BlackBerry-maker Research In Motion Ltd. has finally lost its crown as the biggest smartphone platform in the United States, according to new data by research firm ComScore. The research shows that phones running Google’s Android software now command just over 31 per cent of the U.S. smartphone market, up from about 24 per cent last October. RIM, by contrast, has dropped to a 30 per cent share from nearly 36 per cent over the same period. Apple, meanwhile, is holding steady around 25 per cent.

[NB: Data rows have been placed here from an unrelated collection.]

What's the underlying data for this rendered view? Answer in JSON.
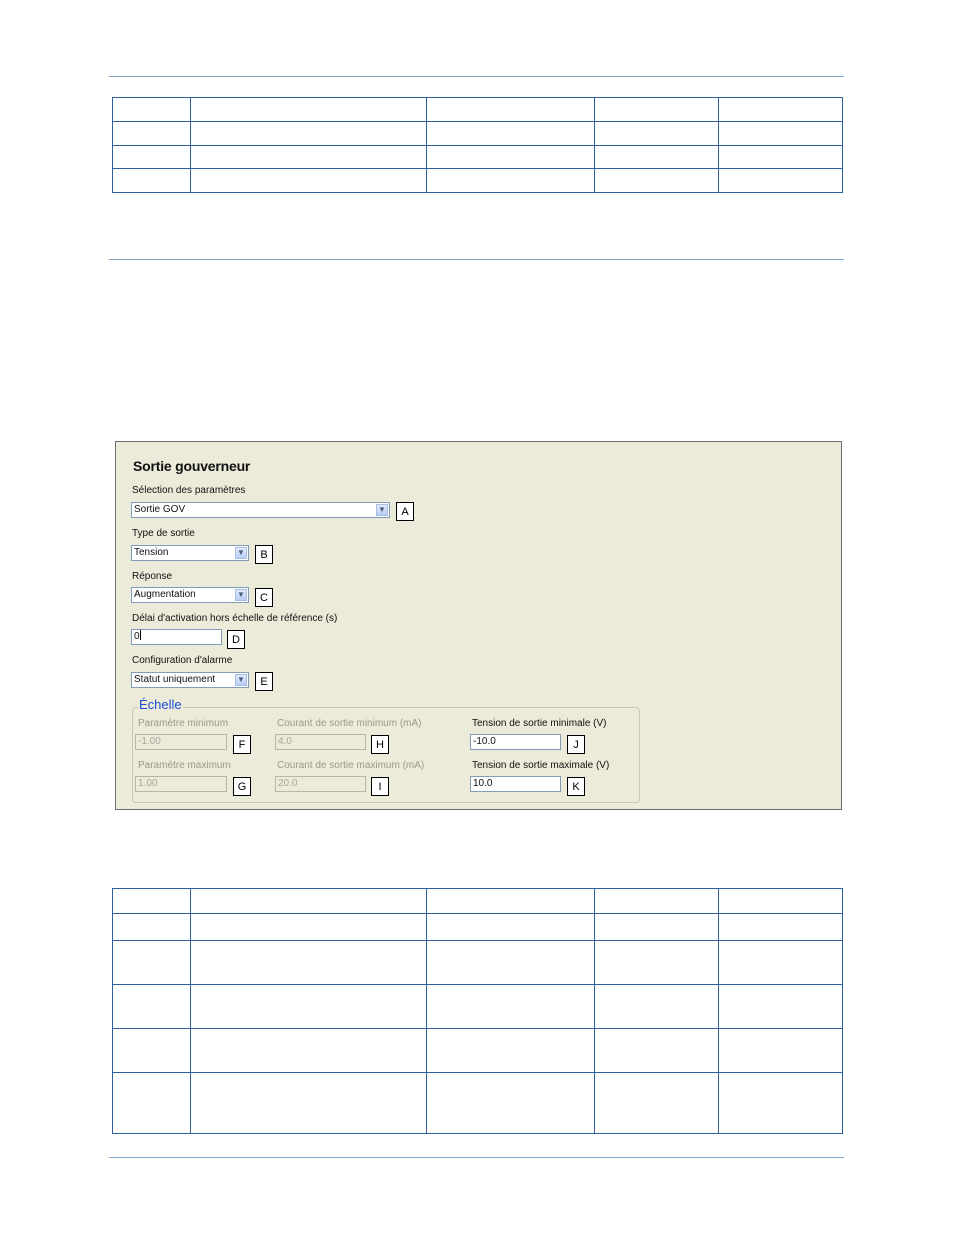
{
  "panel": {
    "title": "Sortie gouverneur",
    "param_selection": {
      "label": "Sélection des paramètres",
      "value": "Sortie GOV",
      "callout": "A"
    },
    "output_type": {
      "label": "Type de sortie",
      "value": "Tension",
      "callout": "B"
    },
    "response": {
      "label": "Réponse",
      "value": "Augmentation",
      "callout": "C"
    },
    "delay": {
      "label": "Délai d'activation hors échelle de référence (s)",
      "value": "0",
      "callout": "D"
    },
    "alarm_config": {
      "label": "Configuration d'alarme",
      "value": "Statut uniquement",
      "callout": "E"
    },
    "scale": {
      "legend": "Échelle",
      "param_min": {
        "label": "Paramètre minimum",
        "value": "-1.00",
        "callout": "F"
      },
      "param_max": {
        "label": "Paramètre maximum",
        "value": "1.00",
        "callout": "G"
      },
      "current_min": {
        "label": "Courant de sortie minimum (mA)",
        "value": "4.0",
        "callout": "H"
      },
      "current_max": {
        "label": "Courant de sortie maximum (mA)",
        "value": "20.0",
        "callout": "I"
      },
      "voltage_min": {
        "label": "Tension de sortie minimale (V)",
        "value": "-10.0",
        "callout": "J"
      },
      "voltage_max": {
        "label": "Tension de sortie maximale (V)",
        "value": "10.0",
        "callout": "K"
      }
    }
  },
  "colors": {
    "rule": "#7fa7cc",
    "table_border": "#2f5f9f",
    "panel_bg": "#ecead9",
    "legend_text": "#1c4fd6"
  }
}
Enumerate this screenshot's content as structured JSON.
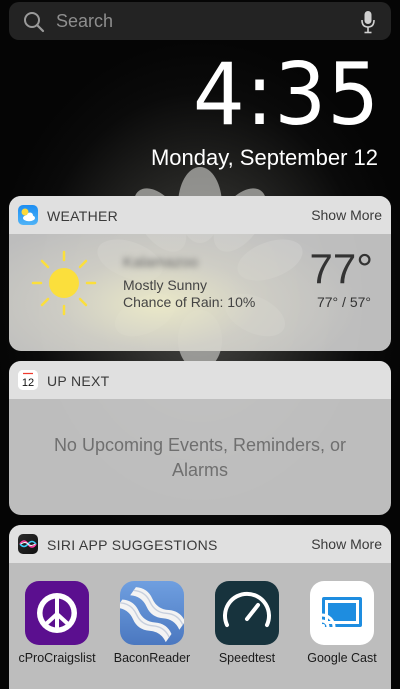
{
  "search": {
    "placeholder": "Search",
    "icon": "search-icon",
    "mic_icon": "microphone-icon"
  },
  "lock": {
    "time": "4:35",
    "date": "Monday, September 12"
  },
  "weather": {
    "title": "WEATHER",
    "action": "Show More",
    "location": "Kalamazoo",
    "condition": "Mostly Sunny",
    "rain": "Chance of Rain: 10%",
    "temperature": "77°",
    "high_low": "77° / 57°",
    "icon": "sun-icon"
  },
  "up_next": {
    "title": "UP NEXT",
    "calendar_day": "12",
    "message": "No Upcoming Events, Reminders, or Alarms"
  },
  "siri": {
    "title": "SIRI APP SUGGESTIONS",
    "action": "Show More",
    "apps": [
      {
        "label": "cProCraigslist",
        "icon": "peace-sign-icon",
        "color": "#5b0f8f"
      },
      {
        "label": "BaconReader",
        "icon": "bacon-icon",
        "color": "#5f8fd0"
      },
      {
        "label": "Speedtest",
        "icon": "speedometer-icon",
        "color": "#17333d"
      },
      {
        "label": "Google Cast",
        "icon": "cast-icon",
        "color": "#1e8de0"
      }
    ]
  },
  "colors": {
    "widget_bg": "#cdcdcd",
    "widget_header": "#e1e1e1",
    "sun": "#fbdf3c"
  }
}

In some ways, a changing of the guard was inevitable. Unlike RIM (and even Apple for that matter), Google’s strategy has been to make its OS available on multiple phones, made by multiple manufacturers, sold at a range of prices. But the meteoric rise of Android in just a few years still appears to have taken many in the industry by surprise. Nokia CEO Stephen Elop told employees last month in a now infamous memo that the Finnish cellphone giant essentially got caught flat-footed by the competition, citing Android in particular. Elop compared the Finnish cellphone giant’s predicament to a man standing on a burning oil platform in the icy North Sea with two options before him: either stand there and burn to death, or jump. Nokia jumped. A few days later Nokia announced that it was partnering with Microsoft and will use Windows-based software on future devices.
As for RIM, the Waterloo, Ont.-based company still owns the enterprise market, but most of the growth these days is happening in the consumer space. And RIM still seems to be playing catch-up when it comes to slick multimedia devices. It still doesn’t have a worthy iPhone competitor (although its touchscreens have gotten progressively better) and Apple has already come out with the second iteration of its iPad, while RIM’s PlayBook tablet has yet to make it to store shelves. Equally as troubling, at least for investors, is the recent departure of chief marketing officer Keith Pardy, a former Nokia and Coca-Cola executive, for “personal reasons.” Not only is it bad timing, right before a major product launch, but it suggests RIM’s effort to make its brand as loved as Apple’s has foundered. “Mr. Pardy was likely brought on to help with this image transformation given his prior experience at Nokia and Coca-Cola and his departure may signal a lack of success in this endeavour,” wrote Amitabh Passi, an analyst at UBS in a research note.
On the other hand, investors should take comfort in the fact that RIM isn’t afraid to make changes when the market demands it, or when something isn’t working. Because, as Nokia learned the hard way, the last thing you want to do when you’re falling behind in the fast-moving tech business, is nothing at all.